Nissan Posts Slim Profit As Re:Nissan Plan Gains Momentum

Wide shot of corporate financial results press conference with executives at a table and presentation screens

260513 fy25 financials 17 photo

Nissan closed fiscal 2025 with a modest operating profit of 58.0 billion yen and an operating margin of 0.5 percent. That is not a triumphal parade, but nor is it a rout: consolidated revenue clocked in at 12.0 trillion yen and global sales reached 3.15 million units, even as net income stayed negative at 533.1 billion yen.

Cash flow tells the better story. Automotive free cash flow for the year was negative 480.8 billion yen, yet the second half saw a dramatic swing – free cash flow turned positive and hit 112 billion yen. Automotive net cash sat at 1.17 trillion yen at year end, and total liquidity including cash equivalents and loans to sales finance companies stood at about 3.6 trillion yen. In short, the balance sheet has breathing room while fixes are applied.

Close-up of an executive speaking at a Nissan FY2025 financial results press conference.

The fourth quarter was noticeably firmer. Consolidated quarterly revenue was 3,429.9 billion yen with an operating profit of 68.1 billion yen and a 2.0 percent margin. Net income for the quarter remained negative, but the swing versus prior periods shows momentum in the right direction.

Close-up of an executive speaking at a press briefing, head and shoulders crop

Re:Nissan Progress

The Re:Nissan program is no paper plan. Management reports solid progress toward a 500 billion yen cost reduction target, including big wins in fixed and variable cost cuts. Production optimization is under way, with a move to consolidate global manufacturing sites from 17 to 10 and active execution across seven locations. Engineering efficiencies are improving too, with an 18 percent reduction in engineering cost per hour on the way to a 20 percent target.

Other work includes tighter inventory management, a more selective channel strategy and sharper marketing. Market discipline is showing in the U.S. via a retail-focused mix, in Japan through targeted launches, and in China with a more selective approach to new energy vehicles. General and administrative savings are also progressing as planned.

FY2026 Outlook

Nissan is cautious about FY2026. The company expects continued headwinds from competition, currency swings, inflation and geopolitical uncertainty.

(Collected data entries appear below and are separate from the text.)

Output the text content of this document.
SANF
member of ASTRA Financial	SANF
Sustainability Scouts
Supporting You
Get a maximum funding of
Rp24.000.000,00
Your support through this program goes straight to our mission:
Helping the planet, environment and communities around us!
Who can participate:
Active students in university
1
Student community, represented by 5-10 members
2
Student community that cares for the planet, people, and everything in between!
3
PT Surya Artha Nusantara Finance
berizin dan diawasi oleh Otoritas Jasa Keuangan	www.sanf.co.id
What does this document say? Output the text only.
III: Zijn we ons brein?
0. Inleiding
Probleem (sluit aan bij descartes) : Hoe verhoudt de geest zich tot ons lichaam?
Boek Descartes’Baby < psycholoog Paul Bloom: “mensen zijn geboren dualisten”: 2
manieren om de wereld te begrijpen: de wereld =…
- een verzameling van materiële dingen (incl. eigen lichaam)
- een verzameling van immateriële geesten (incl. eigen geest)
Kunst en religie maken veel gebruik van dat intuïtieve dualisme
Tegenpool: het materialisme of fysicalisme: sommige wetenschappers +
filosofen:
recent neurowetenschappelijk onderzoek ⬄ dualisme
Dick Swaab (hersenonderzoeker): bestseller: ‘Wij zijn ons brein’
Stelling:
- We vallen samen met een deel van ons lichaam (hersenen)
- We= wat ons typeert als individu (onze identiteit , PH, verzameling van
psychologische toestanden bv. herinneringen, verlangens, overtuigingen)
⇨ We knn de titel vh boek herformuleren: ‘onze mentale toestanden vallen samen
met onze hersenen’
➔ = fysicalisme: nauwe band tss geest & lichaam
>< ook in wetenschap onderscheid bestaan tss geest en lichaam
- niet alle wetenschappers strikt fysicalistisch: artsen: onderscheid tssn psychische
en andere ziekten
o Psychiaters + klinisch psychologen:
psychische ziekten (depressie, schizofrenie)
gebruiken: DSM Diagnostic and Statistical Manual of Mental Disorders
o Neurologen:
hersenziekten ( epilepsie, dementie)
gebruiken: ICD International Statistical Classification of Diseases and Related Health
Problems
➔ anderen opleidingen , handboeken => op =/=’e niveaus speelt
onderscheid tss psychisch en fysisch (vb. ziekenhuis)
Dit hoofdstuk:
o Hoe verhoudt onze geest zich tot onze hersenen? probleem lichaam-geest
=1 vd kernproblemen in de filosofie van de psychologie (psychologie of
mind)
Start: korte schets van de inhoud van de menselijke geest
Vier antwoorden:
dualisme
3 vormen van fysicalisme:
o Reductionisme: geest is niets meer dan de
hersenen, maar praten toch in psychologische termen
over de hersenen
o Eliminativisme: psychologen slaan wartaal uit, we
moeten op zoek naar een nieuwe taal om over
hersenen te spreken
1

Still, the company has filed forecasts that assume progress: net revenue of 13,000 billion yen, operating profit of 200 billion yen and net income of 20 billion yen for the year ending March 31, 2027. Based on that outlook, no dividend is planned for FY2026.

Management says FY2026 should mark the shift from building a foundation to delivering a structurally stronger business under Re:Nissan, with a focus on disciplined cost control and faster product execution. Translation: the hard graft continues, and the aim is to turn the recent gains into consistent profitability.